Cena do filme Recife de Dentro pra Fora, de Katia Mesel

Esses filmes e vários outros de Katia Mesel estão disponíveis para serem vistos no site da Cinemateca Pernambucana e no seu canal de vídeos no YouTube, lançado recentemente e com estreia do filme A Volta (2020), curta experimental sobre redescobrir o próprio espaço no período de confinamento. A cineasta segue na ativa, lançando projetos e dialogando com novas linguagens e tecnologias do audiovisual. Na sua trajetória, o cinema é uma reinvenção constante.

Relação com o cinema

“O cinema é minha vida, penso em forma de cinema: dimensionando, escutando os vários áudios que compõem a ambiência, decodifico esteticamente os espaços, mudo coisas de lugar em minha cabeça, penso em situações. Quando vejo uma expressão autêntica da cultura popular, ou o processo de criação de um pintor, ou um deleite de gastronomia, me dá uma impulsividade de registrar, valorizar, divulgar.”

A filmografia

“Sobretudo como documentarista, acho de uma grande importância o conjunto das obras: são fatias cronológicas da cultura pernambucana. De 1990 a 1993, dirigi e produzi 200 documentários, nas mais variadas temáticas, para o programa Pernambucanos da GEMA, exibido semanalmente na TV Pernambuco, realização independente da Arrecife Produções, minha produtora. E em 2008 produzimos 45 curtas. Isso é real, consistente. Gosto muito de PARTO SIM! e Rosana, são temáticas femininas, um sobre a impossibilidade de parir em Fernando de Noronha, o outro sobre a sexualidade diferente de uma mulher. A Gira (2008) sobre as influências das matrizes africanas nos folguedos pernambucanos ganhou prêmio da Fundação Palmares. Gosto também do curta O Mago das Artes (2014), pelo modo como ele foi feito, com imagens de muitas pessoas, sejam casuais, em shows, ou depoimentos para programas e vídeos, com imagens de arquivo da Arrecife. Não posso deixar de citar O Rochedo e a Estrela (2007) [seu único longa-metragem, sobre o surgimento, apogeu e diáspora da comunidade Judaica do Recife, no século XVII], talvez por ter sido filmado em 4 países, falado originalmente em português e inglês, inserindo Pernambuco na história e na economia internacional. Tem um apelo grande para o público de exterior, tendo sido convidado para vários festivais como Brazilian Film Festival de Toronto (destaque da Globo News), Festival de Cinema Brèsilien de Paris, Festival Internacional de Cinema Judaico de SP e uma exibição especial a convite da Biblioteca Pública da cidade de Nova York, nos EUA.”

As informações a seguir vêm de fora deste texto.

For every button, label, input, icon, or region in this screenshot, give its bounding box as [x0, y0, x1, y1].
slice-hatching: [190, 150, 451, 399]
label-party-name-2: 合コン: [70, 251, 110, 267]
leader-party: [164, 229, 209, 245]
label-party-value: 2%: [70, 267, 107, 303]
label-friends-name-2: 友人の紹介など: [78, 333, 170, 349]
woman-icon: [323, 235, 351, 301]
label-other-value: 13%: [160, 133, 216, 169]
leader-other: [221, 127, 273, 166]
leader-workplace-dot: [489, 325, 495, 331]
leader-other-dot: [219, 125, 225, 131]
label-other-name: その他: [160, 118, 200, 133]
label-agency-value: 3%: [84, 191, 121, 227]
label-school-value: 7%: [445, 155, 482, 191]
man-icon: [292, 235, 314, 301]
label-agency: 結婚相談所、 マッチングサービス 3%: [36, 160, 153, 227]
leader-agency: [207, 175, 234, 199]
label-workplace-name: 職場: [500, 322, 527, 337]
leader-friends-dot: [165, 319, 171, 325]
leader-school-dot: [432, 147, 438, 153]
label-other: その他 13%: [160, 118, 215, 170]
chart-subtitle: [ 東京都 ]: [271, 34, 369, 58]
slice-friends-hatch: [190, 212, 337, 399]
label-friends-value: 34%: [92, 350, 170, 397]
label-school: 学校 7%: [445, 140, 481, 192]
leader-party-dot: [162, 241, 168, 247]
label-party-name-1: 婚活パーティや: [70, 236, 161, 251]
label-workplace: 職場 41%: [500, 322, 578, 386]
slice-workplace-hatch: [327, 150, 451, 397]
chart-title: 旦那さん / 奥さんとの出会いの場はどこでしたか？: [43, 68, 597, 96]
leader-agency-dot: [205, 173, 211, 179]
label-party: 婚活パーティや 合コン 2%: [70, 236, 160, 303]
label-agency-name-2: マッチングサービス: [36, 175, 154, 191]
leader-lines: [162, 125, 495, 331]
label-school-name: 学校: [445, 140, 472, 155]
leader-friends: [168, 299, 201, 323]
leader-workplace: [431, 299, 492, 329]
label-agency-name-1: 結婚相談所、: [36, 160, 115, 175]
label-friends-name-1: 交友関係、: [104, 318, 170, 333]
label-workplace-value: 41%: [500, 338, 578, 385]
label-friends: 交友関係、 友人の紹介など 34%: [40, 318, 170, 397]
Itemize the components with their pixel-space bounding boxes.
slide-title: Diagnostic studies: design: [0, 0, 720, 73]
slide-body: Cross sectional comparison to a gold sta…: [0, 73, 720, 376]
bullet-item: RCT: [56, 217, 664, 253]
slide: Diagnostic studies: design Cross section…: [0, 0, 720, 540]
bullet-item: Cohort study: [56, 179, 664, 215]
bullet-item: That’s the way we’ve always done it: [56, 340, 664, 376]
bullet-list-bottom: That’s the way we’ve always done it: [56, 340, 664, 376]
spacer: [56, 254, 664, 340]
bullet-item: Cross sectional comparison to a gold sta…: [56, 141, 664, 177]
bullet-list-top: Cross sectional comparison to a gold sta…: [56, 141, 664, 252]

Entre mais de 300, um filme favorito

“Sem dúvida o Recife de Dentro pra Fora (1997) é o que me trouxe mais prêmios, é unanimidade de público, além de ser em 35mm, direção de fotografia por Ricardo Della Rosa, finalizado no exterior, com legendas em inglês, francês, português, espanhol, e todas as acessibilidades. Foi o que me levou a diversas partes do mundo, representou Pernambuco em dezenas de festivais, tendo sido eleito, inclusive, melhor filme em vários festivais internacionais de cinema ambiental. Homenageia João Cabral de Melo Neto, poeta ímpar, usado como exemplo em escolas e universidades.”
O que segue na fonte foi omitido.